The design uses `Pending` to mean "queued, not yet sent" and `InProgress` to
mean "sent to site, awaiting response". The code's `Pending` slot has no
queuing — it is set and immediately overwritten — so the state buys nothing
operationally.
**Recommendation**
Either:
- Drop the `Pending` write entirely and create the record directly in
`InProgress` (one row insert, one notification, simpler UI); or
- Move the `Pending``InProgress` transition to bracket actual queueing/work
(e.g. set `Pending` *before* flattening + reconciliation, set `InProgress`
immediately before `DeployInstanceAsync` on the comm service) so the two
states carry distinguishable semantics worth a separate write.
### DeploymentManager-023 — `BuildDeployArtifactsCommandAsync` re-queries system-wide artifacts once per site
| | |
|--|--|
| Severity | Low |
| Category | Performance & resource management |
| Status | Open |
| Location | `src/ScadaLink.DeploymentManager/ArtifactDeploymentService.cs:82-144,169-173` |
**Description**
`DeployToAllSitesAsync` loops over sites and calls
`BuildDeployArtifactsCommandAsync(site.Id, ...)` for each one. Of the six
artifact sets the method gathers, **only** `dataConnections` is per-site:
- `_templateRepo.GetAllSharedScriptsAsync` — global.
- `_externalSystemRepo.GetAllExternalSystemsAsync` — global, plus
`GetMethodsByExternalSystemIdAsync` per external system per site.
- `_externalSystemRepo.GetAllDatabaseConnectionsAsync` — global.
- `_notificationRepo.GetAllNotificationListsAsync` — global.
- `_notificationRepo.GetAllSmtpConfigurationsAsync` — global.
- `_siteRepo.GetDataConnectionsBySiteIdAsync(siteId, ...)`**per-site**.
With N sites this issues ≈ 5·N redundant queries on the global sets (plus
M·N method queries, where M is the external-system count). On a hub-and-spoke
deployment with many sites the artifact-deploy path is noticeably slower than
necessary and pins DbContext usage longer than needed. Per CLAUDE.md, the
DbContext is not thread-safe and the per-site commands are already built
sequentially (good); the redundant queries are sequential too, but the
network/round-trip cost is real.
**Recommendation**
Hoist the global queries (shared scripts, external systems + their methods,
DB connections, notification lists, SMTP configurations) out of
`BuildDeployArtifactsCommandAsync`, fetch them once in `DeployToAllSitesAsync`,
and pass them in alongside the site id (or expose a
`BuildDeployArtifactsCommandAsync(siteId, prefetchedGlobals)` overload).

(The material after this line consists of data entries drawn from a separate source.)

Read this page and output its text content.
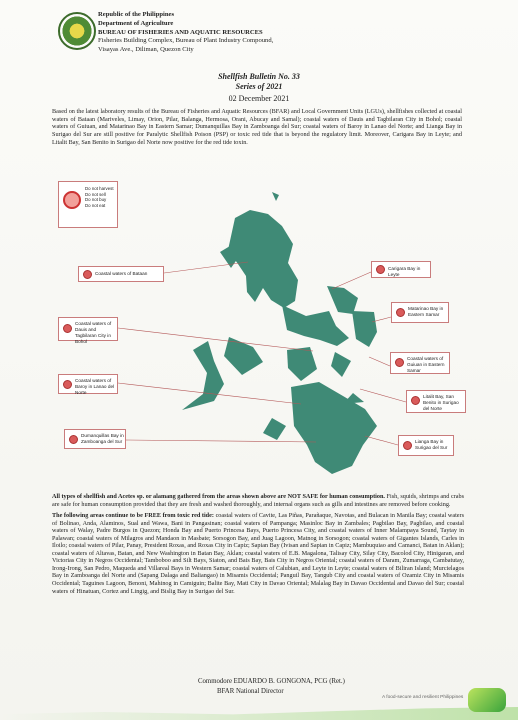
Republic of the Philippines
Department of Agriculture
BUREAU OF FISHERIES AND AQUATIC RESOURCES
Fisheries Building Complex, Bureau of Plant Industry Compound,
Visayas Ave., Diliman, Quezon City
Shellfish Bulletin No. 33
Series of 2021
02 December 2021
Based on the latest laboratory results of the Bureau of Fisheries and Aquatic Resources (BFAR) and Local Government Units (LGUs), shellfishes collected at coastal waters of Bataan (Mariveles, Limay, Orion, Pilar, Balanga, Hermosa, Orani, Abucay and Samal); coastal waters of Dauis and Tagbilaran City in Bohol; coastal waters of Guiuan, and Matarinao Bay in Eastern Samar; Dumanquillas Bay in Zamboanga del Sur; coastal waters of Baroy in Lanao del Norte; and Lianga Bay in Surigao del Sur are still positive for Paralytic Shellfish Poison (PSP) or toxic red tide that is beyond the regulatory limit. Moreover, Carigara Bay in Leyte; and Litalit Bay, San Benito in Surigao del Norte now positive for the red tide toxin.
Do not harvest
Do not sell
Do not buy
Do not eat
Coastal waters of Bataan
Coastal waters of Dauis and Tagbilaran City in Bohol
Coastal waters of Baroy in Lanao del Norte
Dumanquillas Bay in Zamboanga del Sur
Carigara Bay in Leyte
Matarinao Bay in Eastern Samar
Coastal waters of Guiuan in Eastern Samar
Litalit Bay, San Benito in Surigao del Norte
Lianga Bay in Surigao del Sur
All types of shellfish and Acetes sp. or alamang gathered from the areas shown above are NOT SAFE for human consumption. Fish, squids, shrimps and crabs are safe for human consumption provided that they are fresh and washed thoroughly, and internal organs such as gills and intestines are removed before cooking.
The following areas continue to be FREE from toxic red tide: coastal waters of Cavite, Las Piñas, Parañaque, Navotas, and Bulacan in Manila Bay; coastal waters of Bolinao, Anda, Alaminos, Sual and Wawa, Bani in Pangasinan; coastal waters of Pampanga; Masinloc Bay in Zambales; Pagbilao Bay, Pagbilao, and coastal waters of Walay, Padre Burgos in Quezon; Honda Bay and Puerto Princesa Bays, Puerto Princesa City, and coastal waters of Inner Malampaya Sound, Taytay in Palawan; coastal waters of Milagros and Mandaon in Masbate; Sorsogon Bay, and Juag Lagoon, Matnog in Sorsogon; coastal waters of Gigantes Islands, Carles in Iloilo; coastal waters of Pilar, Panay, President Roxas, and Roxas City in Capiz; Sapian Bay (Ivisan and Sapian in Capiz; Mambuquiao and Camanci, Batan in Aklan); coastal waters of Altavas, Batan, and New Washington in Batan Bay, Aklan; coastal waters of E.B. Magalona, Talisay City, Silay City, Bacolod City, Hinigaran, and Victorias City in Negros Occidental; Tamboboo and Silt Bays, Siaton, and Bais Bay, Bais City in Negros Oriental; coastal waters of Daram, Zumarraga, Cambatutay, Irong-Irong, San Pedro, Maqueda and Villareal Bays in Western Samar; coastal waters of Calubian, and Leyte in Leyte; coastal waters of Biliran Island; Murcielagos Bay in Zamboanga del Norte and (Sapang Dalaga and Baliangao) in Misamis Occidental; Panguil Bay, Tangub City and coastal waters of Ozamiz City in Misamis Occidental; Taguines Lagoon, Benoni, Mahinog in Camiguin; Balite Bay, Mati City in Davao Oriental; Malalag Bay in Davao Occidental and Davao del Sur; coastal waters of Hinatuan, Cortez and Lingig, and Bislig Bay in Surigao del Sur.
Commodore EDUARDO B. GONGONA, PCG (Ret.)
BFAR National Director
A food-secure and resilient Philippines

`RetryForSiteAsync` (the single-site path) can keep the convenience-overload
behaviour. Add a test using NSubstitute's `.Received()` to assert
`_templateRepo.GetAllSharedScriptsAsync` is called exactly once for an
N-site deployment.
### DeploymentManager-024 — Test probe actors hold mutable static state across tests
| | |
|--|--|
| Severity | Low |
| Category | Testing coverage |
| Status | Open |
| Location | `tests/ScadaLink.DeploymentManager.Tests/DeploymentServiceTests.cs:966-1075`, `tests/ScadaLink.DeploymentManager.Tests/ArtifactDeploymentServiceTests.cs:196-217` |
**Description**
`ReconcileProbeActor.QueryCount` / `DeployCount`, `SerializationProbeActor.MaxConcurrent`
/ `_current`, and `ArtifactProbeActor.Received` are all `static` fields.
Each test's actor constructor resets them — but reset-on-construction only
works as long as no two tests in the same class run concurrently. xUnit's
default parallelism disables intra-class parallelism, so today's tests pass;
flip the assembly-level `[CollectionBehavior(DisableTestParallelization = true)]`
or move to xUnit v3 (which enables intra-class parallelism by default) and the
counters race — a deploy in test A could increment `DeployCount` while test B
is asserting on it.
Static state shared across tests is also why a flaky-test investigation here
will be unusually painful: the offending interaction is invisible from any
single test file.
**Recommendation**
Replace the static counters with instance state, hand the actor a probe
recipient (an `IActorRef` to a TestKit probe), and assert via `ExpectMsg`
in each test. Where the simpler counter shape is preferred, pass a
shared-state object into the actor's constructor so each test owns its own
instance — never reach for `static` mutable test state.